My head was pounding and I felt dizzy, still drunk but getting sober now. Possibly concussed. As I turned back from the door, my vision swam and the back of my throat filled with prevomit saliva. I reached down and grabbed the corner of Taylor’s bed, trying to keep myself steady. When my stomach finally settled, I bolted down two more Vicodins, hoping to push back the pain and nausea, wanting nothing more than numb, unconnected distance between me and my injured, chemically unbalanced head.
But the anger remained. And the fear.
Mac had waltzed right in and taken her. Easy as could be. Danny and me, sloppy drunk on the sofa. Floyd and Charlie, asleep and oblivious. And Taylor … all alone, she hadn’t stood a chance.
“Get flashlights,” I said. Floyd and Charlie were sitting on the edge of the bed. They had the camera balanced between them, propped up on Floyd’s knee and tilted back in Charlie’s hand. At the sound of my voice, they both looked up from Taylor’s picture. There was fear in their eyes. They looked like children. Lost, frightened children.
“And get weapons,” I said. “Anything you’ve got. We’re going to get Taylor back, and Mac isn’t going to stand in our way. At least not for long.”
Danny and his soldiers weren’t at the tunnel by the time we got there. I wasn’t surprised. They had farther to walk, and I hadn’t exactly taken my time getting us out the door and on our way—walking and running through the dark streets, but mostly running. Floyd, Charlie, and I were all panting for breath by the time we reached the dark opening.
We didn’t have the breath to talk, and for that I was grateful. This situation was wrong, all sorts of fucked-up, and I didn’t need Charlie or Floyd to tell me that.
It was dark, predawn. The sky overhead was clotted with clouds—the stars hidden, the moon long since crashed beneath the horizon. The rain had stopped, but the grass and trees were still dripping wet, and it was freakishly quiet. There were no animals rustling in the leaves and not a whisper of wind. If there were wolves here, stalking us through the night, they were being very quiet.
I had a baseball bat clenched in my hand, scavenged from the house’s garage. Floyd had a kitchen knife. Charlie had a longhandled shovel.

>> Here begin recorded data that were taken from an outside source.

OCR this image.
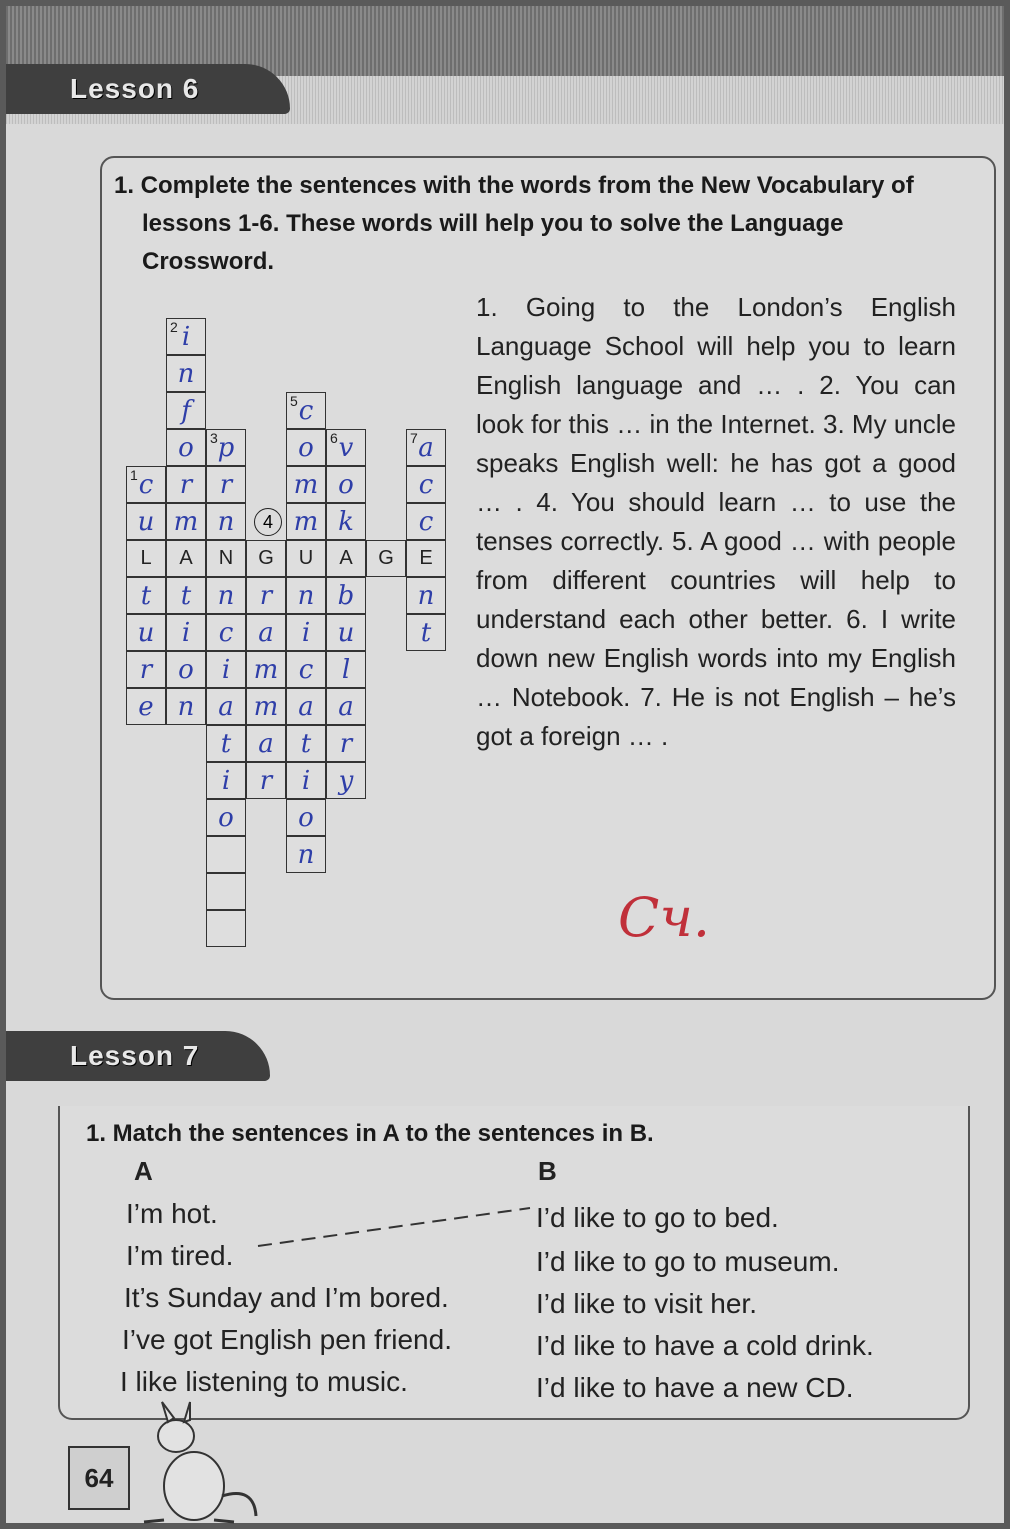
Lesson 6
1. Complete the sentences with the words from the New Vocabulary of
lessons 1-6. These words will help you to solve the Language
Crossword.
1. Going to the London’s English Language School will help you to learn English language and … . 2. You can look for this … in the Internet. 3. My uncle speaks English well: he has got a good … . 4. You should learn … to use the tenses correctly. 5. A good … with people from different countries will help to understand each other better. 6. I write down new English words into my English … Notebook. 7. He is not English – he’s got a foreign … .
2 i
n
f
o
r
m
A
t
i
o
n
1 c
u
L
t
u
r
e
3 p
r
n
N
n
c
i
a
t
i
o
4
G
r
a
m
m
a
r
5 c
o
m
m
U
n
i
c
a
t
i
o
n
6 v
o
k
A
b
u
l
a
r
y
G
7 a
c
c
E
n
t
Сч.
Lesson 7
1. Match the sentences in A to the sentences in B.
A	B
I’m hot.
I’m tired.
It’s Sunday and I’m bored.
I’ve got English pen friend.
I like listening to music.
I’d like to go to bed.
I’d like to go to museum.
I’d like to visit her.
I’d like to have a cold drink.
I’d like to have a new CD.
64
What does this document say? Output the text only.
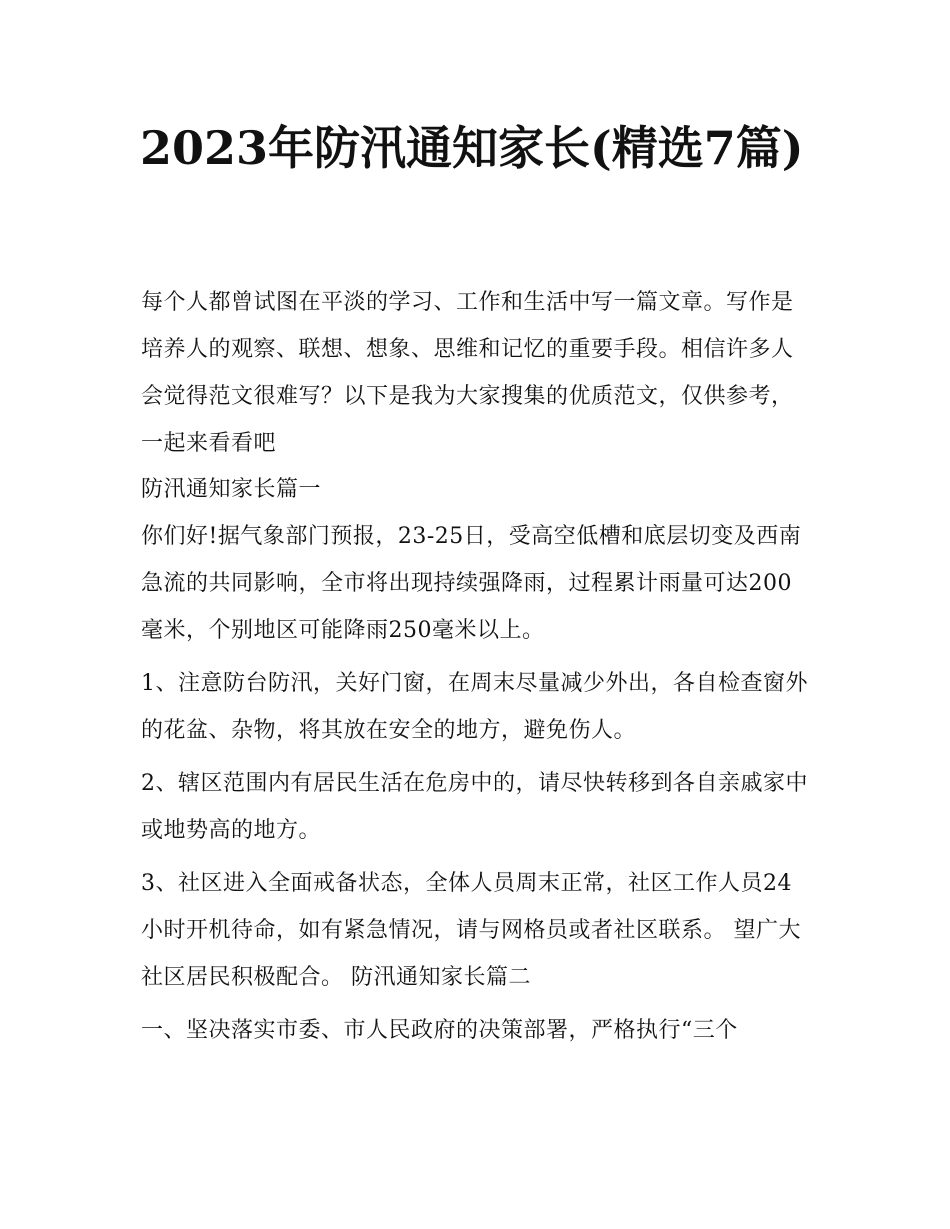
2023年防汛通知家长(精选7篇)

每个人都曾试图在平淡的学习、工作和生活中写一篇文章。写作是培养人的观察、联想、想象、思维和记忆的重要手段。相信许多人会觉得范文很难写？以下是我为大家搜集的优质范文，仅供参考，一起来看看吧

防汛通知家长篇一

你们好!据气象部门预报，23-25日，受高空低槽和底层切变及西南急流的共同影响，全市将出现持续强降雨，过程累计雨量可达200毫米，个别地区可能降雨250毫米以上。

1、注意防台防汛，关好门窗，在周末尽量减少外出，各自检查窗外的花盆、杂物，将其放在安全的地方，避免伤人。

2、辖区范围内有居民生活在危房中的，请尽快转移到各自亲戚家中或地势高的地方。

3、社区进入全面戒备状态，全体人员周末正常，社区工作人员24小时开机待命，如有紧急情况，请与网格员或者社区联系。 望广大社区居民积极配合。 防汛通知家长篇二

一、坚决落实市委、市人民政府的决策部署，严格执行“三个
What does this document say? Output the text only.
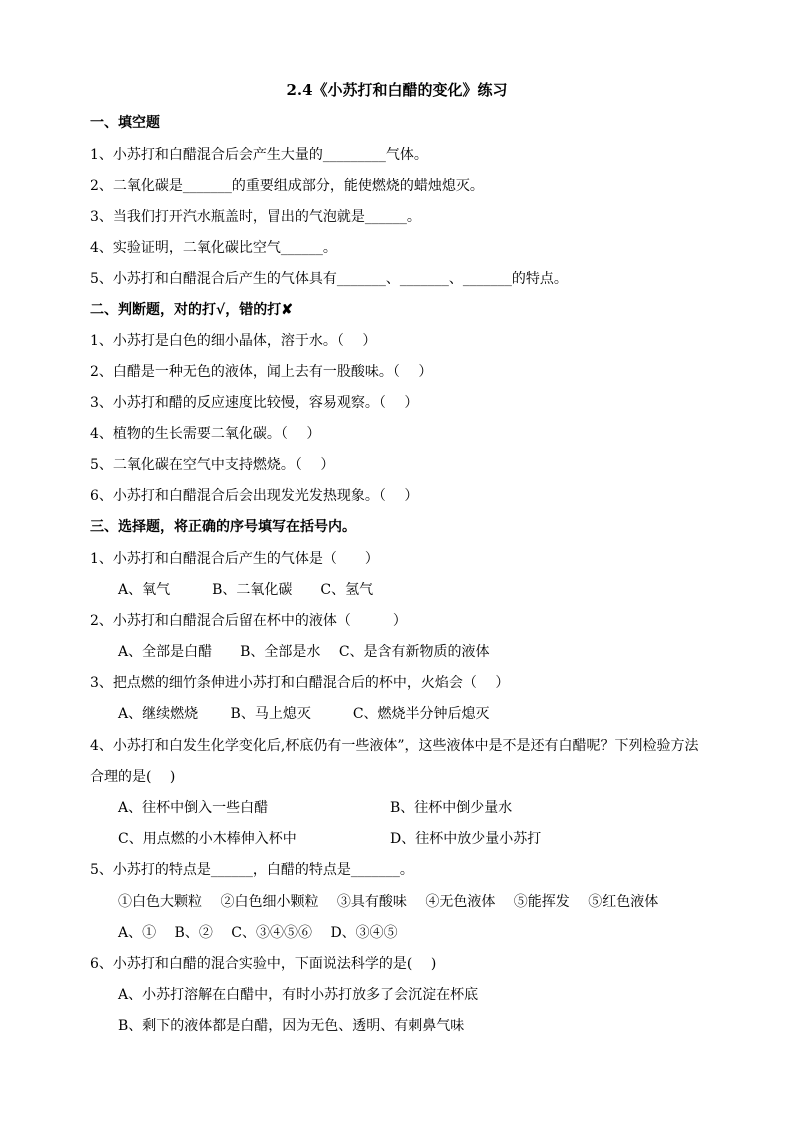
2.4《小苏打和白醋的变化》练习
一、填空题
1、小苏打和白醋混合后会产生大量的_________气体。
2、二氧化碳是_______的重要组成部分，能使燃烧的蜡烛熄灭。
3、当我们打开汽水瓶盖时，冒出的气泡就是______。
4、实验证明，二氧化碳比空气______。
5、小苏打和白醋混合后产生的气体具有_______、_______、_______的特点。
二、判断题，对的打√，错的打✘
1、小苏打是白色的细小晶体，溶于水。（　 ）
2、白醋是一种无色的液体，闻上去有一股酸味。（　 ）
3、小苏打和醋的反应速度比较慢，容易观察。（　 ）
4、植物的生长需要二氧化碳。（　 ）
5、二氧化碳在空气中支持燃烧。（　 ）
6、小苏打和白醋混合后会出现发光发热现象。（　 ）
三、选择题，将正确的序号填写在括号内。
1、小苏打和白醋混合后产生的气体是（　　）
A、氧气　　　B、二氧化碳　　C、氢气
2、小苏打和白醋混合后留在杯中的液体（　　　）
A、全部是白醋　　B、全部是水　 C、是含有新物质的液体
3、把点燃的细竹条伸进小苏打和白醋混合后的杯中，火焰会（　 ）
A、继续燃烧　　 B、马上熄灭　　　C、燃烧半分钟后熄灭
4、小苏打和白发生化学变化后,杯底仍有一些液体”，这些液体中是不是还有白醋呢？下列检验方法
合理的是(　 )
A、往杯中倒入一些白醋	B、往杯中倒少量水
C、用点燃的小木棒伸入杯中	D、往杯中放少量小苏打
5、小苏打的特点是______，白醋的特点是_______。
①白色大颗粒　 ②白色细小颗粒　 ③具有酸味　 ④无色液体　 ⑤能挥发　 ⑤红色液体
A、①　 B、②　 C、③④⑤⑥　 D、③④⑤
6、小苏打和白醋的混合实验中，下面说法科学的是(　 )
A、小苏打溶解在白醋中，有时小苏打放多了会沉淀在杯底
B、剩下的液体都是白醋，因为无色、透明、有刺鼻气味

I also had my camera. I hadn’t even thought about it, just automatically dropping it around my neck after we finished looking at Mac’s horrible photograph. It was a comfort, having it there. The camera had always been a comfort for me, a wall to hide behind, a distance to place between myself and the subject of my eye. I was seeing that now for the first time. The camera was my way of escaping from the world.
I gave Danny a couple of minutes. The tension grew with each passing second as my imagination ran wild:
“Wait, wait!” Floyd called, the first syllable loud before his voice dropped into a scared whisper. “Shouldn’t we wait for Danny? And the soldiers?” Then, after a brief pause, “Shouldn’t we wait for guns?”
“You can wait if you want,” I said, trying to sound stronger, more confident than I actually felt. “But I can’t do it. I can’t wait … not while he’s got her in there, not while she’s in danger.”
I headed toward the tunnel, making a show of not looking back. Maybe this feigned nonchalance came across as confidence, but really, I just didn’t want Charlie and Floyd to see my pleading, desperate eyes. I wanted to be strong … but I wasn’t. I was scared. And that fear—a fear of paralysis, a fear of loss—was what got me moving.
After a moment, I heard Floyd let out a string of expletives. Then he and Charlie followed me into the tunnel’s gaping maw.
Photograph. Undated. Danny:
The room is small and dark. Concrete walls, underground. Dirty and wet, every surface glistening with moisture. There’s a road flare burning on the far side of the room. A violet-red bloom—weak, but strong enough to illuminate the enclosed space in an eerie crimson glow.
There’s a body on the floor—a male body, fairly young—lying supine in the middle of the room. It is illuminated in the light of a half dozen flashlight beams.
The body is that of a soldier dressed in fatigues. Probably dead. Lying on his back with his head craned toward the wall behind him. He’s clawed open his shirt, but his arms are thrown to the side, one hand inches away from a fallen flashlight.
There is pain on his face, a frozen mask of terror and open-eyed agony.